3. Bayer – Partnership powerhouse
Bayer excels in external collaboration, recording 21 AI partnerships, second only to Roche. When it comes to AI investments, Bayer ranks just behind the podium — holding fourth place among leaders with six deals during the analyzed period.
- The company’s AI platform for digital pathology (in partnership with Aignostics) enables faster biomarker discovery.
- Bayer’s Crop Science unit also feeds advanced data capabilities back into pharma, strengthening its AI architecture.
- Its €1.5B EU facilities are designed with AI-driven production and predictive maintenance systems.
4. AstraZeneca – Scaling AI globally
AstraZeneca is making AI central to its R&D operations.
- It invested $2.5B in an AI-powered R&D center in China, focusing on precision oncology and respiratory diseases.
- Through partnerships with BenevolentAI and Insilico, it applies machine learning to both small-molecule and biologics discovery.
- Its US and EU facilities integrate AI into clinical manufacturing, enabling faster scale-up of biologics.
5. Roche – Collaboration as a core strategy
Roche leads all peers in AI partnerships (22 in total during the analyzed period).
- The company’s Genentech unit works with Recursion and nVIDIA to power large-scale biological image analysis.
- Roche Diagnostics collaborates with PathAI to expand AI in pathology.
- It has pledged $50B over five years into AI-integrated R&D facilities in the US, positioning itself as a long-term ecosystem orchestrator.
The Next Five: Diverse AI Pathways
Beyond the top five, the remaining leaders also make significant bets:
- Merck & Co., Inc. – Building an AI-enabled vaccine manufacturing facility in North Carolina and deploying enterprise-wide LLMs.
- Sanofi – Developing CodonBERT, an AI platform for mRNA design, while committing $20B in US operations integrating AI and IoT.

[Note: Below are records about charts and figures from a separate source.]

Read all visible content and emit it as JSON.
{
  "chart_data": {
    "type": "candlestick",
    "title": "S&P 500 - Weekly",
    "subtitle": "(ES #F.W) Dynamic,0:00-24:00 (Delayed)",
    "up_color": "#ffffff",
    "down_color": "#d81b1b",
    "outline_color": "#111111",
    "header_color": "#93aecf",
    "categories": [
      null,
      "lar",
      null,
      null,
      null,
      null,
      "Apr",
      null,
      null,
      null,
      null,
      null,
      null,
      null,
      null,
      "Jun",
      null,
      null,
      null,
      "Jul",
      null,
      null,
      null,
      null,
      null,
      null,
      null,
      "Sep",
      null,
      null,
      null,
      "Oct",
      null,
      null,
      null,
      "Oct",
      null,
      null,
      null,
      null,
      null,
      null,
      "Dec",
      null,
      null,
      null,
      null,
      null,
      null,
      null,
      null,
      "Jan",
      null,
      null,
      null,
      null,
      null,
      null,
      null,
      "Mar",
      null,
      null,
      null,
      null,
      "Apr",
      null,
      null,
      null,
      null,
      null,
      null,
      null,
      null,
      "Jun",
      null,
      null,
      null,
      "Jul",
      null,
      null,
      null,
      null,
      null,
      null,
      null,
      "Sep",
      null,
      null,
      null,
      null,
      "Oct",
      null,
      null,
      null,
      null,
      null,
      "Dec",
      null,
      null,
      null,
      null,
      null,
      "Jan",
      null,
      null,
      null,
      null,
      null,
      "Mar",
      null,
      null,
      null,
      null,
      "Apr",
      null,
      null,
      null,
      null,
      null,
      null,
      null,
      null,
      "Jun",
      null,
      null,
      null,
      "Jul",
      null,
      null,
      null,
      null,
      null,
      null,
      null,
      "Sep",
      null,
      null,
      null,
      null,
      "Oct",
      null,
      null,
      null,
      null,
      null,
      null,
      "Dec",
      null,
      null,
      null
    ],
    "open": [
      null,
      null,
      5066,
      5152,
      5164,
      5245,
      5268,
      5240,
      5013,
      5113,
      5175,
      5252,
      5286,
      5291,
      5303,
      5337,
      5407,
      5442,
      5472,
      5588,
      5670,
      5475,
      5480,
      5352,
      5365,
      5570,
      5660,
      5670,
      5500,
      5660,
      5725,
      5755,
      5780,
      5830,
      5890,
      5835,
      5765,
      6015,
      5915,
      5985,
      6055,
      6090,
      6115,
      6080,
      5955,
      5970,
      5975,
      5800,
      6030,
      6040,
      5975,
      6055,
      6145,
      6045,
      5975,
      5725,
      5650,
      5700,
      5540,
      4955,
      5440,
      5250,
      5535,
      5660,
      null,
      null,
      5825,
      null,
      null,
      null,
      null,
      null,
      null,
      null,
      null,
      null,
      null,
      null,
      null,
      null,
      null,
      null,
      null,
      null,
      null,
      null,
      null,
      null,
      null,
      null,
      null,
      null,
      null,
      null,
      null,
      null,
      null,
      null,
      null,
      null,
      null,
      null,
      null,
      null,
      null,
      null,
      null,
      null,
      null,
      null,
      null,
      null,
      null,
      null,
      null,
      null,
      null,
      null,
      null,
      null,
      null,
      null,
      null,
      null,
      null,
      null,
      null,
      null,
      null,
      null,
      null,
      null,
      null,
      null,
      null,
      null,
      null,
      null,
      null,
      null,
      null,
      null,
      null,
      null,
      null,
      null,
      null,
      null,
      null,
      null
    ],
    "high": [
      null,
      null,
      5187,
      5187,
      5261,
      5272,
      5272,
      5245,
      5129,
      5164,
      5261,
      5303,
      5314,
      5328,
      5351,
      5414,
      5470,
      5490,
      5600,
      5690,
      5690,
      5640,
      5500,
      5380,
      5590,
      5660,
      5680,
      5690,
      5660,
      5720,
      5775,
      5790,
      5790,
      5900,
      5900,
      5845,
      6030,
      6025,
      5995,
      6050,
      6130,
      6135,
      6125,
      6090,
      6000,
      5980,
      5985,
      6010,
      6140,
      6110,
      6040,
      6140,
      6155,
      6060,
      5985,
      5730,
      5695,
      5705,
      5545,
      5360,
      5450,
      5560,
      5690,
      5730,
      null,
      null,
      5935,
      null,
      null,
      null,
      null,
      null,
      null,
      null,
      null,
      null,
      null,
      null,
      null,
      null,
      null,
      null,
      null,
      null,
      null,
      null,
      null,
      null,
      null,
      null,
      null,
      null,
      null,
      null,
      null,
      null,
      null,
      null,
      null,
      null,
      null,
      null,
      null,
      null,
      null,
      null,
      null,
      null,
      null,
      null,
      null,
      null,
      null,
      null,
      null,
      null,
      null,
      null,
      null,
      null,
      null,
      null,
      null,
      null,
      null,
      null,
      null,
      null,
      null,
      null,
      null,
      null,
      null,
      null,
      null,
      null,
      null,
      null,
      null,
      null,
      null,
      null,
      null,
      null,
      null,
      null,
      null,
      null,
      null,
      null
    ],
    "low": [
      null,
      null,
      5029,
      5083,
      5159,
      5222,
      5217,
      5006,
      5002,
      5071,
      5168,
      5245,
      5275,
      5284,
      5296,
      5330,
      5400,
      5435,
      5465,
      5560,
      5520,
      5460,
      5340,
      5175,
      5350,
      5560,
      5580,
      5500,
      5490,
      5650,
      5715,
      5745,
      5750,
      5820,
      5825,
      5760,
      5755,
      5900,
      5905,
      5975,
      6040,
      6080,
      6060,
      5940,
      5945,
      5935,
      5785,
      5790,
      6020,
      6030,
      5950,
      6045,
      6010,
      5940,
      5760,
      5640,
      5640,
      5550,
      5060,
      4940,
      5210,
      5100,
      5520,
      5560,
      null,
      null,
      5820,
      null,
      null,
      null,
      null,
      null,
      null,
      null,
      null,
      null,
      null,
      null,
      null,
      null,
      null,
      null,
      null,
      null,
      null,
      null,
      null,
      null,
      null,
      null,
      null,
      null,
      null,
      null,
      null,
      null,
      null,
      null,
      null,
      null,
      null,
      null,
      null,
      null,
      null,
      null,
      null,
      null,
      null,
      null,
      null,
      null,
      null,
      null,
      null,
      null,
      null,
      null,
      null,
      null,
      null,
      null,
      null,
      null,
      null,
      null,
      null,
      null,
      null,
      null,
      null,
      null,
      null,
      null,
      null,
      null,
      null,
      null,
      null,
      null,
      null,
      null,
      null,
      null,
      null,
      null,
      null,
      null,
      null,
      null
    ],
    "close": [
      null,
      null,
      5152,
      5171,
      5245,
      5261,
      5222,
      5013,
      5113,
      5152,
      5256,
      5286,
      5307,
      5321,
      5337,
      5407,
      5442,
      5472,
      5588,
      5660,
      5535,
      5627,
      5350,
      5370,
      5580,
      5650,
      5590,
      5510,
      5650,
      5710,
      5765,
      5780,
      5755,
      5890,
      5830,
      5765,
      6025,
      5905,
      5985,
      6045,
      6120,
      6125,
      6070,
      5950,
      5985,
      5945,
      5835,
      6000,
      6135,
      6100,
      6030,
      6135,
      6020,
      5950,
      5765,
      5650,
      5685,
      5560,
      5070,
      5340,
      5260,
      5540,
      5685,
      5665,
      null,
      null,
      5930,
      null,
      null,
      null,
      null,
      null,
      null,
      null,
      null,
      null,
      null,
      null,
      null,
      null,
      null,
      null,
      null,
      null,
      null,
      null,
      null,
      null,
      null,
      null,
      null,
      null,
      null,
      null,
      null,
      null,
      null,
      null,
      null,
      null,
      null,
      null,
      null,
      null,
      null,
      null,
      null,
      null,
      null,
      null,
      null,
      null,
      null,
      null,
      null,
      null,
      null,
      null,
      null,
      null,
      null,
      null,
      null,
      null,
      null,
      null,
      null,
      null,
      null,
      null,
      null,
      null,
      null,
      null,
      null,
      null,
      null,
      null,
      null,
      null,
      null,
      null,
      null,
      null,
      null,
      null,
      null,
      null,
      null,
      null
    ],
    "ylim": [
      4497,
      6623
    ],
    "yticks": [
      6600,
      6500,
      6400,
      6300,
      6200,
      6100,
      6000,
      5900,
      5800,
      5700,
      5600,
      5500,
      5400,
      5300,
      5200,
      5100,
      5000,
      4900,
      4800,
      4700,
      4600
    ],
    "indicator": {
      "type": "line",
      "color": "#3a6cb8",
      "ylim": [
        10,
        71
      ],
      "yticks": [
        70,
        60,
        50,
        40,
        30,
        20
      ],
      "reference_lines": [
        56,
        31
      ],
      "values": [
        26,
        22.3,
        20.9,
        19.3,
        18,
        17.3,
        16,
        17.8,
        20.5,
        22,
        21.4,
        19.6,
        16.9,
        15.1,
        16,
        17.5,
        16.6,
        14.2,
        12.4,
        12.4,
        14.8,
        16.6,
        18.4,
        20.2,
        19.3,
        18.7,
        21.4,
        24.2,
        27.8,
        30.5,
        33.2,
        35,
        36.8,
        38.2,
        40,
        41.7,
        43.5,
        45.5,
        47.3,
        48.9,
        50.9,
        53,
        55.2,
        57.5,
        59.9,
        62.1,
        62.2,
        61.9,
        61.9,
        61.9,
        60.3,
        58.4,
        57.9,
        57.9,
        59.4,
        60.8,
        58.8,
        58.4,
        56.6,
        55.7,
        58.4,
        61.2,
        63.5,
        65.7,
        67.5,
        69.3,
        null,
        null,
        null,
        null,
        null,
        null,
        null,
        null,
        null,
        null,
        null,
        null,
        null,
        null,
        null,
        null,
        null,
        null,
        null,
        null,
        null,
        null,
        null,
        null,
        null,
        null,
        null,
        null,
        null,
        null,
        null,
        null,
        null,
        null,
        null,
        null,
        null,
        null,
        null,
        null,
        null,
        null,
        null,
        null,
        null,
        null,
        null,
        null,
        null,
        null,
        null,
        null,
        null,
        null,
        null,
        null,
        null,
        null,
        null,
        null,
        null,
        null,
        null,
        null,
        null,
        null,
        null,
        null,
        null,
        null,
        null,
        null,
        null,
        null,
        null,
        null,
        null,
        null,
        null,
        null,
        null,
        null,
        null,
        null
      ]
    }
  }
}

- Pfizer – Deploying Vox, its Amazon-powered internal LLM, to streamline R&D data queries.
- Amgen – Partnering with Microsoft and nVIDIA on AI-accelerated supercomputing for protein modeling.
- AbbVie – Advancing ARCH, its AI-based target discovery platform, while investing $10B in AI-ready manufacturing facilities.

Preparing the Data Foundations for AI
AI readiness in pharma ultimately rests on the foundation of high-quality, well-governed data. Advanced algorithms and generative models are only as effective as the datasets they are trained on — a fact that becomes critical when AI is entrusted with research, clinical decision support, and operational optimization.
Beyond sheer volume, data must be accurate, consistent, and structured in ways that allow secure integration across clinical trials, manufacturing, and real-world evidence. This makes data quality the single most important determinant of successful AI deployment in the pharmaceutical sector.
Pharma companies therefore face three interrelated challenges:
- Data governance at scale – Establishing enterprise-wide standards for data lineage, provenance, and compliance (e.g., Merck KGaA’s global data stewardship model).
- Data integration and interoperability – Unifying siloed clinical, genomic, imaging, and real-world data into AI-ready architectures. Roche and Bayer are both building cloud-native data lakes to address this.
- Data literacy and culture – Training thousands of scientists to interpret and apply AI outputs responsibly; AstraZeneca has rolled out global AI literacy programs across its R&D workforce.
A rising theme is cross-industry data sharing, particularly in oncology. Consortia like Project Data Sphere or Roche’s collaborations in cancer genomics show that the most promising AI applications will require shared, harmonized datasets. Yet data sharing remains bound by privacy regulations, IP protections, and competitive dynamics — a balancing act that defines the next frontier of AI collaboration in pharma.
Conclusion
The Pharma AI Readiness Index 2025 makes it clear:
- AI is the new currency of competitiveness in pharma.
- Leading companies are those that combine capital, governance, partner networks, and data-driven strategies.
- Data maturity will be decisive: those who optimally control, integrate, and share data will shape the medical breakthroughs of tomorrow.